Alas, the hydralisk was pale, his colored changed, and was struggling not to run for his insectoid life. The white alicorn was still busy chasing the mare for some reasons, and without the help and “guidance” of Luna, who was currently drooling, to prevent a certain “mare” from killing him. But all the hydralisk could do was make a snarky comment “So, who was the one to wake up the sprawled up princess?” that got the princess to wake up.
“I’m not drunk, nor am I drugged!” she shouted, eyes widen. She was blushing when she saw the hydralisk on the ground, holding his serpentine stomach with his claws. Said larvae excuse gets up, and tries to make a dramatic pose with his serpentine body and poor actor skills “I WANTED TO HAVE CHILDREN!”
“YOU WILL NEVER HAVE ONE YOU DOPE, YOU’RE AN INSECT AND A SORRY EXPLANATION FOR HUMANITY!” shouted a certain “somepony” from afar.
“I TAKE OFFENSE TO THAT!” shouted the “sorry excuse of humanity”.
The hydralisk “walks” to the nearby infirmary, firstly: to heal himself, secondly: to find some hot nurse mares. “I hope I don’t find milk mare here...” finding nothing to do for his “long” trip to the infirmary, hydralisk one decides to look at the “scenery”. Finding everything poosh and boorish, he decides to call upon a great evil and funny man to the area. “OH GREAT DISCORD, I SUMMON THEE FOR I HAVE AN UNKEMPT MANE. OH ALMIGHTY ONE, PLEASE MAKE YOUR BEAUTIFUL FACE BE KNOWN!”
After five minutes of wait, the summon failed, and an anchor fails on the unlucky mare. Zergy had transformed into a mare, in mere nanoseconds and was now sprawled, bloody, with a beautiful nurse outfit, hat and all, and a nice blond touch.
“WHY ME!” his entire shenanigans was now left untouched by a blank looking Luna, that was watching his weird dream from her nice comfy “poison” floor. “I would have think that his mind would be full of master plans, bloodlust and have a big warmonger brain....”

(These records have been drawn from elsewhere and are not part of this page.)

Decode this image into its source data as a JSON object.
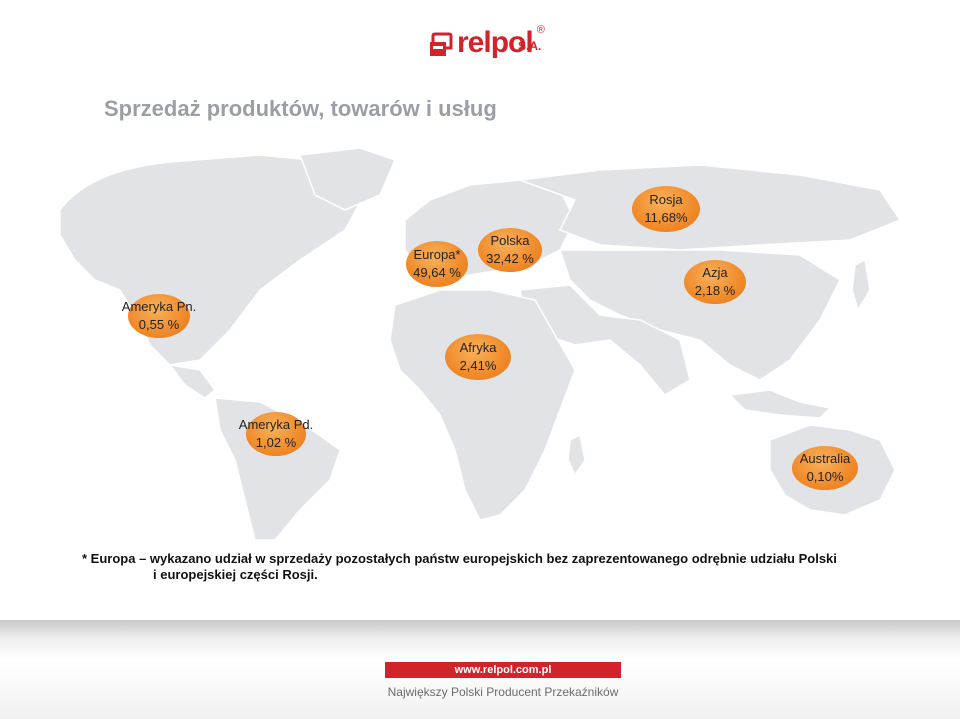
{
  "logo": {
    "brand": "relpol",
    "registered": "®",
    "suffix": "S.A."
  },
  "title": "Sprzedaż produktów, towarów i usług",
  "regions": [
    {
      "name": "Ameryka Pn.",
      "value": "0,55 %"
    },
    {
      "name": "Europa*",
      "value": "49,64 %"
    },
    {
      "name": "Polska",
      "value": "32,42 %"
    },
    {
      "name": "Rosja",
      "value": "11,68%"
    },
    {
      "name": "Azja",
      "value": "2,18 %"
    },
    {
      "name": "Afryka",
      "value": "2,41%"
    },
    {
      "name": "Ameryka Pd.",
      "value": "1,02 %"
    },
    {
      "name": "Australia",
      "value": "0,10%"
    }
  ],
  "footnote": {
    "line1": "* Europa – wykazano udział w sprzedaży pozostałych państw europejskich bez zaprezentowanego odrębnie udziału Polski",
    "line2": "i europejskiej części Rosji."
  },
  "footer": {
    "url": "www.relpol.com.pl",
    "slogan": "Największy Polski Producent Przekaźników"
  },
  "colors": {
    "accent": "#d2232a",
    "bubble": "#f08a2a",
    "title": "#9a9ea6",
    "map_land": "#e2e3e6"
  }
}
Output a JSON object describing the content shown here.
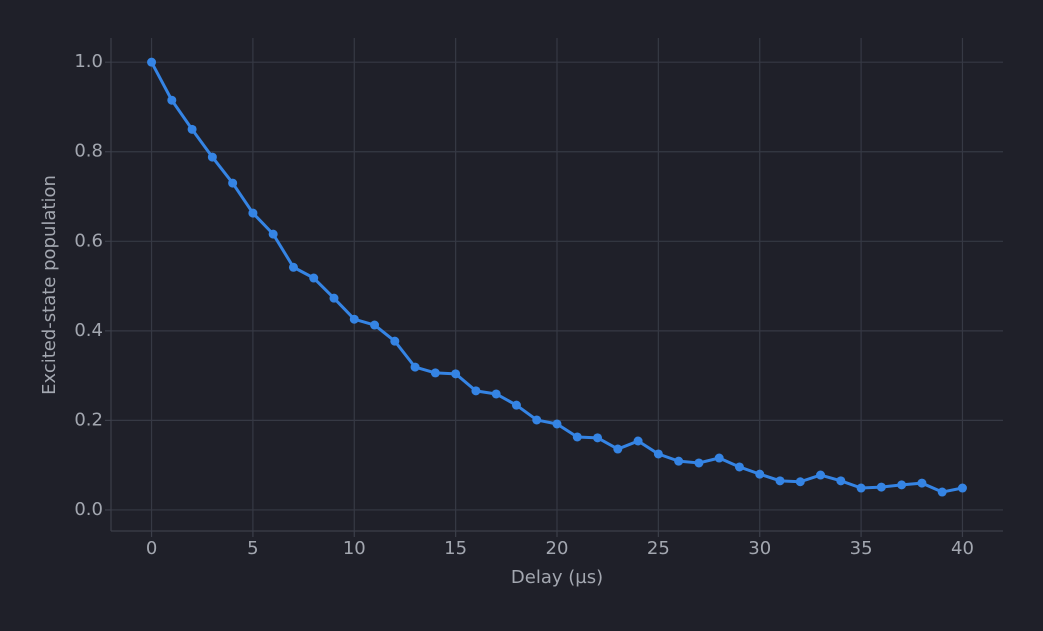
{
  "chart_data": {
    "type": "line",
    "xlabel": "Delay (µs)",
    "ylabel": "Excited-state population",
    "x": [
      0,
      1,
      2,
      3,
      4,
      5,
      6,
      7,
      8,
      9,
      10,
      11,
      12,
      13,
      14,
      15,
      16,
      17,
      18,
      19,
      20,
      21,
      22,
      23,
      24,
      25,
      26,
      27,
      28,
      29,
      30,
      31,
      32,
      33,
      34,
      35,
      36,
      37,
      38,
      39,
      40
    ],
    "values": [
      1.0,
      0.915,
      0.85,
      0.788,
      0.73,
      0.663,
      0.616,
      0.542,
      0.518,
      0.473,
      0.426,
      0.413,
      0.377,
      0.319,
      0.306,
      0.304,
      0.266,
      0.259,
      0.234,
      0.201,
      0.192,
      0.163,
      0.161,
      0.136,
      0.154,
      0.125,
      0.109,
      0.105,
      0.116,
      0.096,
      0.08,
      0.065,
      0.063,
      0.078,
      0.065,
      0.049,
      0.051,
      0.056,
      0.06,
      0.04,
      0.049
    ],
    "color": "#3584e4",
    "xlim": [
      -2,
      42
    ],
    "ylim": [
      -0.047,
      1.054
    ],
    "xticks": [
      0,
      5,
      10,
      15,
      20,
      25,
      30,
      35,
      40
    ],
    "yticks": [
      {
        "value": 0,
        "label": "0.0"
      },
      0.2,
      0.4,
      0.6,
      0.8,
      {
        "value": 1,
        "label": "1.0"
      }
    ],
    "grid": true
  }
}
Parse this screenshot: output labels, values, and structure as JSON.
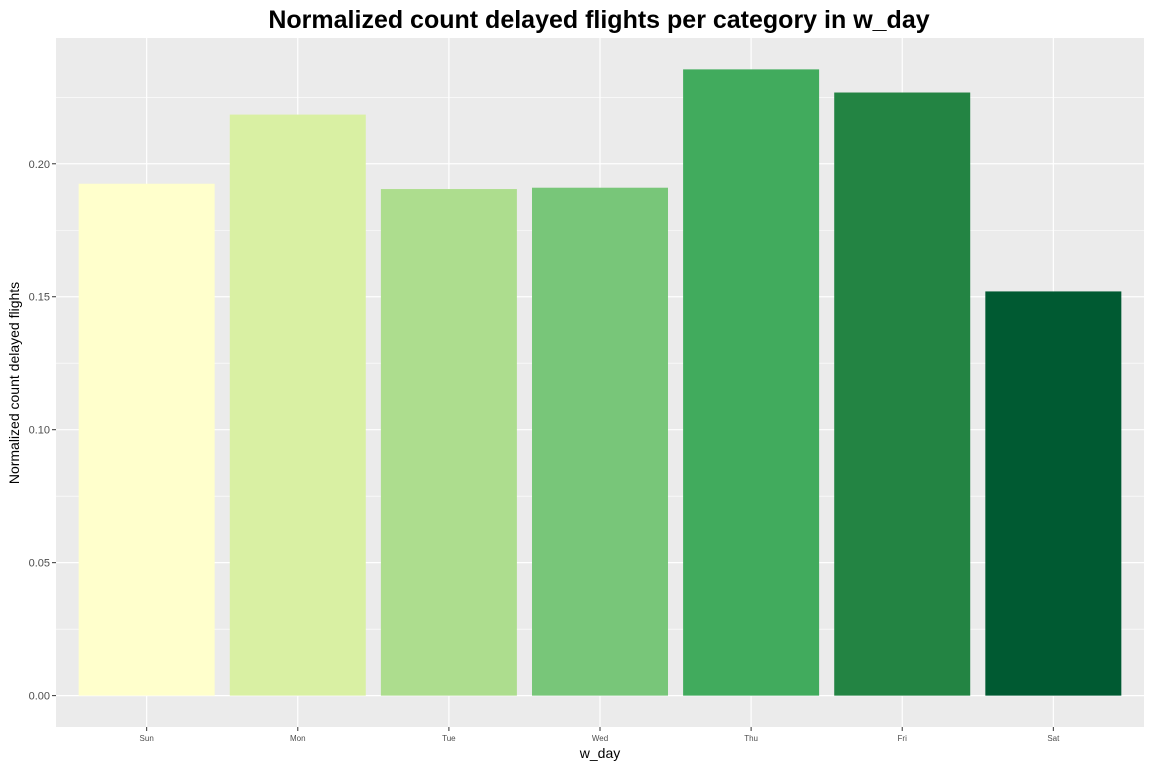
{
  "chart_data": {
    "type": "bar",
    "title": "Normalized count delayed flights per category in w_day",
    "xlabel": "w_day",
    "ylabel": "Normalized count delayed flights",
    "categories": [
      "Sun",
      "Mon",
      "Tue",
      "Wed",
      "Thu",
      "Fri",
      "Sat"
    ],
    "values": [
      0.1925,
      0.2185,
      0.1905,
      0.191,
      0.2355,
      0.2268,
      0.152
    ],
    "colors": [
      "#FFFFCC",
      "#D9F0A3",
      "#ADDD8E",
      "#78C679",
      "#41AB5D",
      "#238443",
      "#005A32"
    ],
    "yticks": [
      0.0,
      0.05,
      0.1,
      0.15,
      0.2
    ],
    "ytick_labels": [
      "0.00",
      "0.05",
      "0.10",
      "0.15",
      "0.20"
    ],
    "ylim": [
      -0.0118,
      0.2473
    ],
    "grid": true,
    "legend": "none",
    "panel_background": "#EBEBEB",
    "grid_color": "#FFFFFF"
  }
}
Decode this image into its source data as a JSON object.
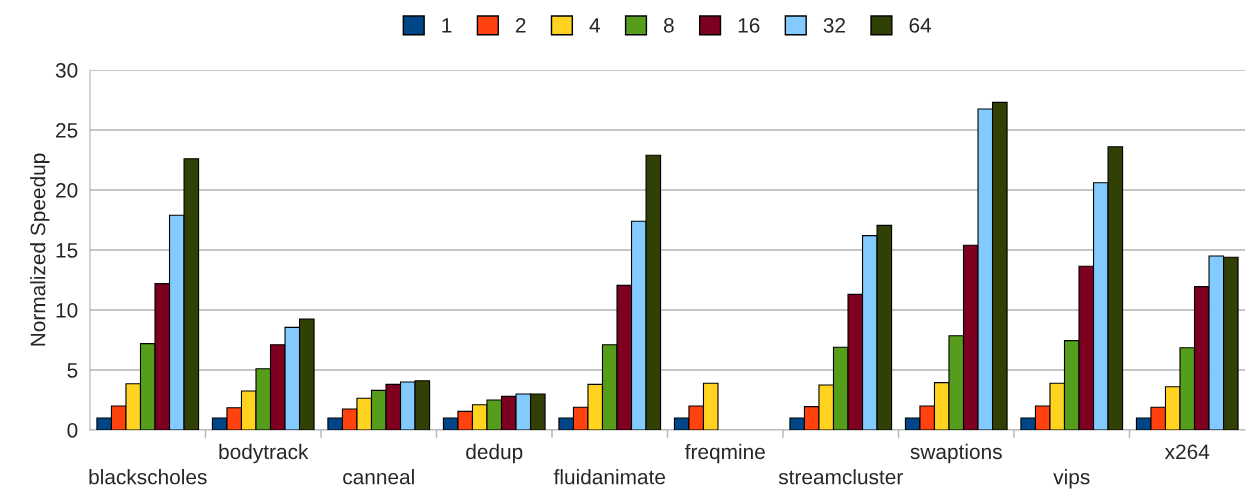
{
  "chart_data": {
    "type": "bar",
    "ylabel": "Normalized Speedup",
    "categories": [
      "blackscholes",
      "bodytrack",
      "canneal",
      "dedup",
      "fluidanimate",
      "freqmine",
      "streamcluster",
      "swaptions",
      "vips",
      "x264"
    ],
    "series": [
      {
        "name": "1",
        "color": "#004586",
        "values": [
          1,
          1,
          1,
          1,
          1,
          1,
          1,
          1,
          1,
          1
        ]
      },
      {
        "name": "2",
        "color": "#ff420e",
        "values": [
          2,
          1.85,
          1.75,
          1.55,
          1.9,
          2,
          1.95,
          2,
          2,
          1.9
        ]
      },
      {
        "name": "4",
        "color": "#ffd320",
        "values": [
          3.85,
          3.25,
          2.65,
          2.1,
          3.8,
          3.9,
          3.75,
          3.95,
          3.9,
          3.6
        ]
      },
      {
        "name": "8",
        "color": "#579d1c",
        "values": [
          7.2,
          5.1,
          3.3,
          2.5,
          7.1,
          null,
          6.9,
          7.85,
          7.45,
          6.85
        ]
      },
      {
        "name": "16",
        "color": "#7e0021",
        "values": [
          12.2,
          7.1,
          3.8,
          2.8,
          12.05,
          null,
          11.3,
          15.4,
          13.65,
          11.95
        ]
      },
      {
        "name": "32",
        "color": "#83caff",
        "values": [
          17.9,
          8.55,
          4.0,
          3.0,
          17.4,
          null,
          16.2,
          26.75,
          20.6,
          14.5
        ]
      },
      {
        "name": "64",
        "color": "#314004",
        "values": [
          22.6,
          9.25,
          4.1,
          3.0,
          22.9,
          null,
          17.05,
          27.3,
          23.6,
          14.4
        ]
      }
    ],
    "ylim": [
      0,
      30
    ],
    "yticks": [
      0,
      5,
      10,
      15,
      20,
      25,
      30
    ],
    "grid": "y",
    "legend": "top"
  }
}
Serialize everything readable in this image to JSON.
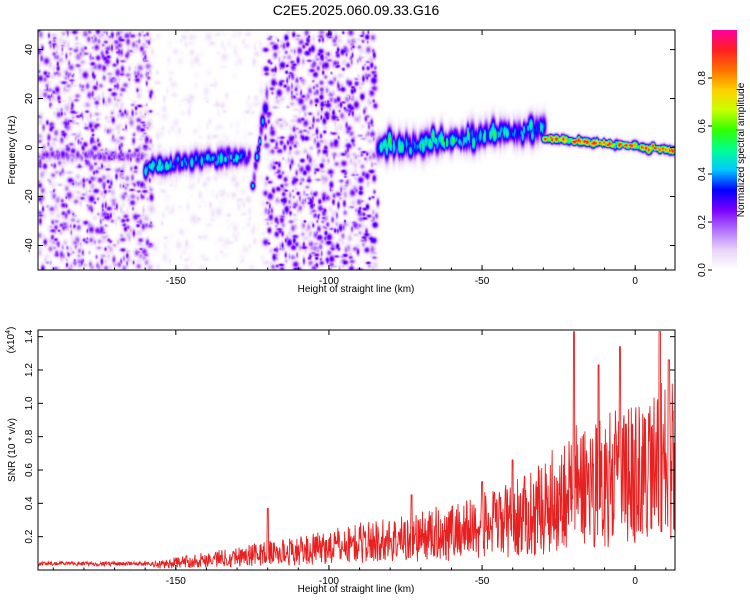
{
  "title": "C2E5.2025.060.09.33.G16",
  "chart_data": [
    {
      "type": "heatmap",
      "xlabel": "Height of straight line (km)",
      "ylabel": "Frequency (Hz)",
      "xlim": [
        -195,
        13
      ],
      "ylim": [
        -50,
        48
      ],
      "xticks": [
        -150,
        -100,
        -50,
        0
      ],
      "xtick_labels": [
        "-150",
        "-100",
        "-50",
        "0"
      ],
      "yticks": [
        -40,
        -20,
        0,
        20,
        40
      ],
      "ytick_labels": [
        "-40",
        "-20",
        "0",
        "20",
        "40"
      ],
      "colorbar": {
        "label": "Normalized spectral amplitude",
        "range": [
          0,
          1
        ],
        "ticks": [
          0.0,
          0.2,
          0.4,
          0.6,
          0.8
        ],
        "tick_labels": [
          "0.0",
          "0.2",
          "0.4",
          "0.6",
          "0.8"
        ],
        "colors": [
          "#ffffff",
          "#e8d4f8",
          "#b070ff",
          "#7a00ff",
          "#0000ff",
          "#00c8ff",
          "#00ff90",
          "#32ff00",
          "#c8ff00",
          "#ffd000",
          "#ff7000",
          "#ff2020",
          "#ff00a0"
        ]
      },
      "noise_regions": [
        {
          "x": [
            -195,
            -158
          ],
          "f": [
            -50,
            48
          ],
          "level": 0.18
        },
        {
          "x": [
            -158,
            -121
          ],
          "f": [
            -50,
            48
          ],
          "level": 0.04
        },
        {
          "x": [
            -121,
            -85
          ],
          "f": [
            -50,
            48
          ],
          "level": 0.2
        }
      ],
      "bands": [
        {
          "x": [
            -195,
            -160
          ],
          "f0": [
            -3,
            -3
          ],
          "width": 4,
          "level": 0.2
        },
        {
          "x": [
            -160,
            -126
          ],
          "f0": [
            -8,
            -3
          ],
          "width": 7,
          "level": 0.42
        },
        {
          "x": [
            -125,
            -120
          ],
          "f0": [
            -15,
            25
          ],
          "width": 6,
          "level": 0.4
        },
        {
          "x": [
            -86,
            -84
          ],
          "f0": [
            -42,
            -20
          ],
          "width": 4,
          "level": 0.3
        },
        {
          "x": [
            -84,
            -30
          ],
          "f0": [
            0,
            8
          ],
          "width": 9,
          "level": 0.5
        },
        {
          "x": [
            -30,
            13
          ],
          "f0": [
            4,
            -1
          ],
          "width": 3,
          "level": 0.88
        }
      ]
    },
    {
      "type": "line",
      "xlabel": "Height of straight line (km)",
      "ylabel": "SNR (10 * v/v)",
      "y_multiplier": "(x10",
      "y_multiplier_exp": "4",
      "y_multiplier_close": ")",
      "xlim": [
        -195,
        13
      ],
      "ylim": [
        0,
        14400
      ],
      "xticks": [
        -150,
        -100,
        -50,
        0
      ],
      "xtick_labels": [
        "-150",
        "-100",
        "-50",
        "0"
      ],
      "yticks": [
        2000,
        4000,
        6000,
        8000,
        10000,
        12000,
        14000
      ],
      "ytick_labels": [
        "0.2",
        "0.4",
        "0.6",
        "0.8",
        "1.0",
        "1.2",
        "1.4"
      ],
      "color": "#e82020",
      "envelope": {
        "x": [
          -195,
          -170,
          -158,
          -150,
          -140,
          -130,
          -120,
          -110,
          -100,
          -90,
          -80,
          -70,
          -60,
          -50,
          -40,
          -35,
          -30,
          -25,
          -20,
          -15,
          -10,
          -5,
          0,
          5,
          8,
          13
        ],
        "y": [
          300,
          400,
          450,
          700,
          1000,
          1300,
          1600,
          1800,
          2200,
          2600,
          2900,
          3200,
          3700,
          4200,
          4800,
          5300,
          6000,
          7000,
          8000,
          8300,
          8500,
          8800,
          9200,
          9500,
          10500,
          10500
        ],
        "peaks": [
          {
            "x": -120,
            "y": 3700
          },
          {
            "x": -73,
            "y": 4500
          },
          {
            "x": -50,
            "y": 5300
          },
          {
            "x": -40,
            "y": 6600
          },
          {
            "x": -20,
            "y": 14300
          },
          {
            "x": -12,
            "y": 12300
          },
          {
            "x": -5,
            "y": 13400
          },
          {
            "x": 8,
            "y": 14300
          },
          {
            "x": 11,
            "y": 12600
          }
        ]
      }
    }
  ]
}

Princess Luna, armed with her new found knowledge, continues to drink the poison of the world: Alcohol...
Author's Note
Sorry for the wait, I had this slight thing called "No motivation" thanks to the upcoming exams, and my lack of not finding a good story. Hope this sorry excuse of a story helps y'all get an understand of why zergs are best races, and protoss and terran are both stooped.